Relationship between Gilbert Syndrome and Rate of Nephropathy in Patients with Type 1 Diabetes

Sigal Singer 1 Nurit Pilpel 1 Orit Pinhas-Hamiel 1,2,3
1Juvenile Diabetes Center, Maccabi Health Care Services
2Pediatric Endocrinology and Diabetes Unit, Safra Children's Hospital
3The Sackler School of Medicine, Tel Aviv University
Relationship between
Gilbert Syndrome and Rate of Nephropathy in Patients with Type 1 Diabetes.
Singer S1, Pilpel N1, Pinhas-Hamiel
O1,2,3
1Juvenile Diabetes Center Maccabi
Health Care Services, 2Pediatric Endocrinology and Diabetes Unit,
Safra Children's Hospital, Chaim Sheba Medical Center, Tel Hashomer, 3The
Sackler School of Medicine, Tel Aviv University, Tel Aviv, Israel.
Background: Gilbert syndrome (GS)
is an inherited disease caused by mutations in the UGT1A1 gene, which results
in decreased activity of UDP-glucuronosyltransferase 1A1. Its worldwide
prevalence is 3-7% in all ethnic groups and it is characterized by mild
unconjugated hyperbilirubinaemia. Bilirubin, a powerful endogenous antioxidant,
significantly attenuates endothelial dysfunction in preclinical experiments. In
adult diabetic patients with GS, a markedly lower prevalence of diabetic
nephropathy was documented, suggesting a beneficial effect of hyperbilirubinemia.

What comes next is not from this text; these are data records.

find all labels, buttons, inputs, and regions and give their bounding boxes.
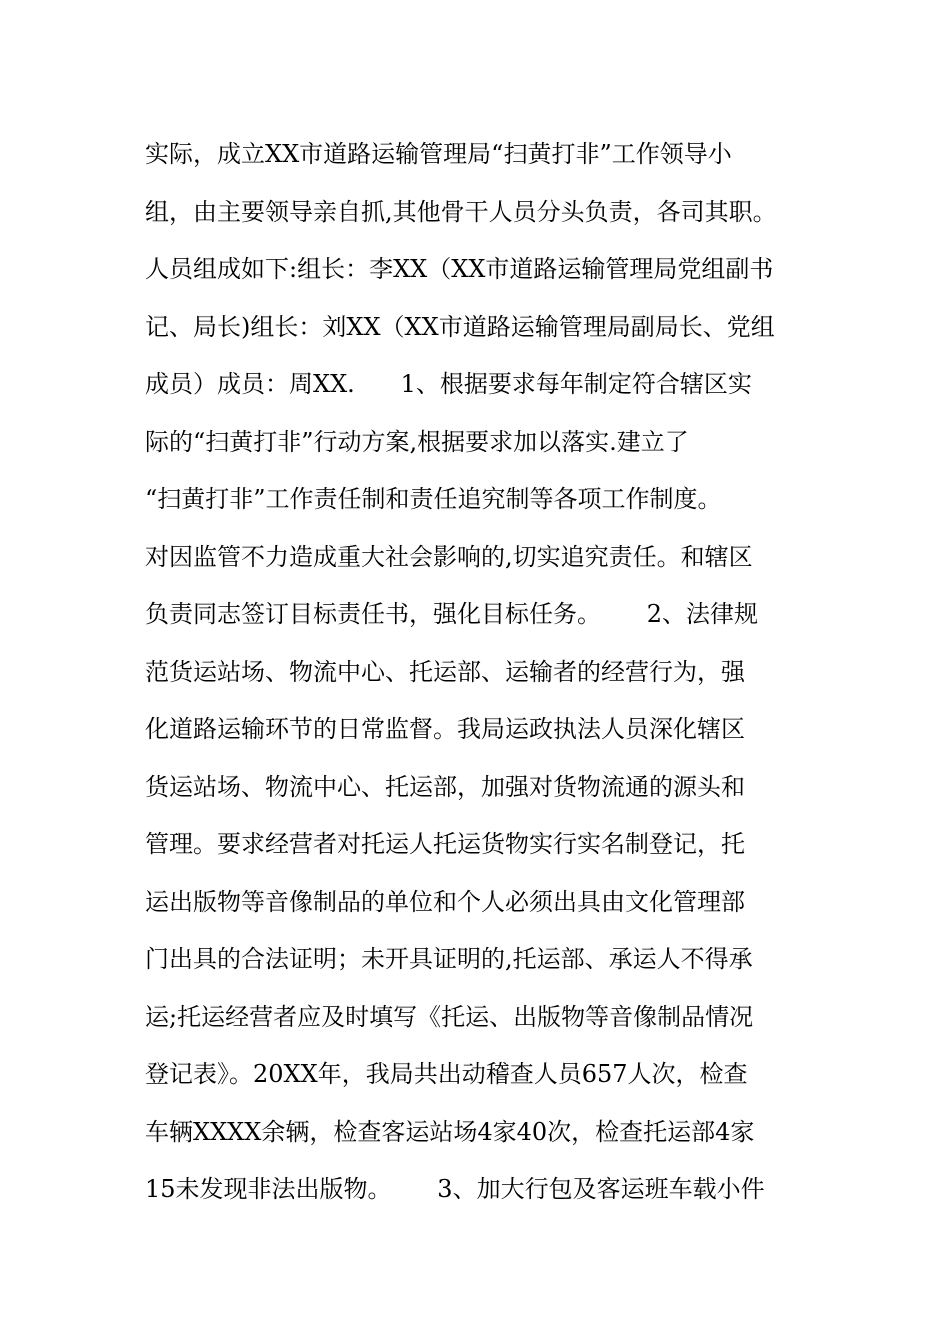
text-line-14: 运出版物等音像制品的单位和个人必须出具由文化管理部 — [145, 887, 745, 916]
text-line-15: 门出具的合法证明；未开具证明的,托运部、承运人不得承 — [145, 945, 753, 973]
text-line-1: 实际，成立XX市道路运输管理局“扫黄打非”工作领导小 — [145, 140, 732, 168]
text-line-3: 人员组成如下:组长：李XX（XX市道路运输管理局党组副书 — [145, 255, 774, 283]
text-line-7: “扫黄打非”工作责任制和责任追究制等各项工作制度。 — [145, 485, 722, 513]
text-line-16: 运;托运经营者应及时填写《托运、出版物等音像制品情况 — [145, 1002, 754, 1031]
text-line-10: 范货运站场、物流中心、托运部、运输者的经营行为，强 — [145, 657, 745, 686]
text-line-5: 成员）成员：周XX. 1、根据要求每年制定符合辖区实 — [145, 370, 752, 398]
text-line-4: 记、局长)组长：刘XX（XX市道路运输管理局副局长、党组 — [145, 312, 775, 341]
text-line-12: 货运站场、物流中心、托运部，加强对货物流通的源头和 — [145, 772, 745, 801]
text-line-13: 管理。要求经营者对托运人托运货物实行实名制登记，托 — [145, 830, 745, 858]
text-line-8: 对因监管不力造成重大社会影响的,切实追究责任。和辖区 — [145, 542, 753, 571]
text-line-17: 登记表》。20XX年，我局共出动稽查人员657人次，检查 — [145, 1060, 748, 1088]
text-line-6: 际的“扫黄打非”行动方案,根据要求加以落实.建立了 — [145, 427, 689, 456]
text-line-19: 15未发现非法出版物。 3、加大行包及客运班车载小件 — [145, 1175, 765, 1203]
text-line-11: 化道路运输环节的日常监督。我局运政执法人员深化辖区 — [145, 715, 745, 743]
body-text — [145, 126, 835, 1219]
text-line-2: 组，由主要领导亲自抓,其他骨干人员分头负责，各司其职。 — [145, 197, 777, 226]
text-line-9: 负责同志签订目标责任书，强化目标任务。 2、法律规 — [145, 600, 759, 628]
text-line-18: 车辆XXXX余辆，检查客运站场4家40次，检查托运部4家 — [145, 1117, 755, 1146]
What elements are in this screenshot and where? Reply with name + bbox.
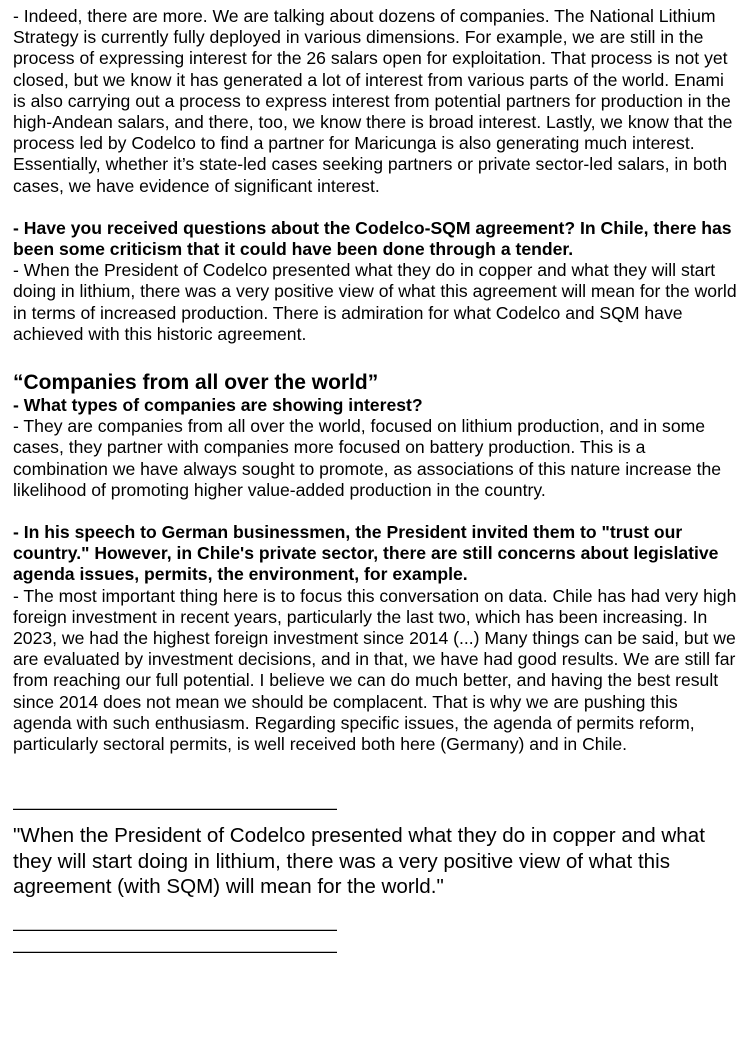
pull-quote: "When the President of Codelco presented what they do in copper and what they will start doing in lithium, there was a very positive view of what this agreement (with SQM) will mean for the world." (13, 824, 705, 899)
question-paragraph: - Have you received questions about the Codelco-SQM agreement? In Chile, there has been some criticism that it could have been done through a tender. (13, 217, 732, 260)
section-spacer (13, 904, 741, 918)
divider-line: —————————————————— (13, 918, 337, 939)
answer-paragraph: - They are companies from all over the world, focused on lithium production, and in some cases, they partner with companies more focused on battery production. This is a combination we have always sought to promote, as associations of this nature increase the likelihood of promoting higher value-added production in the country. (13, 416, 722, 500)
divider-line: —————————————————— (13, 940, 337, 961)
section-heading: “Companies from all over the world” (13, 371, 379, 395)
article-body (13, 6, 741, 962)
answer-paragraph: - Indeed, there are more. We are talking about dozens of companies. The National Lithium Strategy is currently fully deployed in various dimensions. For example, we are still in the process of expressing interest for the 26 salars open for exploitation. That process is not yet closed, but we know it has generated a lot of interest from various parts of the world. Enami is also carrying out a process to express interest from potential partners for production in the high-Andean salars, and there, too, we know there is broad interest. Lastly, we know that the process led by Codelco to find a partner for Maricunga is also generating much interest. Essentially, whether it’s state-led cases seeking partners or private sector-led salars, in both cases, we have evidence of significant interest. (13, 6, 733, 196)
paragraph-spacer (13, 501, 741, 522)
paragraph-spacer (13, 345, 741, 366)
divider-line: —————————————————— (13, 798, 337, 819)
paragraph-spacer (13, 197, 741, 218)
answer-paragraph: - When the President of Codelco presented what they do in copper and what they will start doing in lithium, there was a very positive view of what this agreement will mean for the world in terms of increased production. There is admiration for what Codelco and SQM have achieved with this historic agreement. (13, 260, 737, 344)
answer-paragraph: - The most important thing here is to focus this conversation on data. Chile has had very high foreign investment in recent years, particularly the last two, which has been increasing. In 2023, we had the highest foreign investment since 2014 (...) Many things can be said, but we are evaluated by investment decisions, and in that, we have had good results. We are still far from reaching our full potential. I believe we can do much better, and having the best result since 2014 does not mean we should be complacent. That is why we are pushing this agenda with such enthusiasm. Regarding specific issues, the agenda of permits reform, particularly sectoral permits, is well received both here (Germany) and in Chile. (13, 585, 737, 755)
question-paragraph: - In his speech to German businessmen, the President invited them to "trust our country." However, in Chile's private sector, there are still concerns about legislative agenda issues, permits, the environment, for example. (13, 522, 719, 585)
section-spacer (13, 755, 741, 797)
question-paragraph: - What types of companies are showing interest? (13, 395, 423, 416)
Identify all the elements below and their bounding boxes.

Objectives: To compare the prevalence of GS among individuals with type
1 diabetes mellitus (T1DM) to those without diabetes, and to compare the
prevalence of nephropathy in individuals with both T1DM and GS to those with T1DM
only.
Patients:  The study group constituted 401 (204 female, 197
male) patients with T1DM, median age 21.0, (interquartile range, 15.7-27.9) with
median disease duration 10.8 years. (interquartile range, 5.7-15.8). Determination
of GS was based on the presence of unconjugated bilirubin ≥1.3 mg/dL. Prevalence
was compared to 98 obese children (control), median age 15.8, whose liver
function was studied. The prevalence of microalbuminuria was compared between
patients with diabetes and GS (group 1) and patients with diabetes alone (group
2) in a ratio of 1:2 matched by sex, age, and duration of diabetes.
Results: 43 patients (10.7%) with T1DM had GS compared to 3(3%) of the
control group. (p=0.016). There was no difference in the occurrence of GS
between males and females in subjects with T1DM 23(11.6%) males and 21 (10.3%)
females.
GS increased with age 6.9% among T1DM younger than
15 years compared to 11.8% of those older.  The rate of nephropathy was 14.3% vs. 11.4%
for patients with T1DM and GS compared to those with T1DM alone.

Conclusions:  The occurrence of GS was
almost 3 times higher among individuals with T1DM, and high compared to data in
the literature. The rate of nephropathy was similar among individuals with T1DM
and GS as to that of individuals with T1DM alone, suggesting no protective
value to elevated bilirubin in patients with T1DM.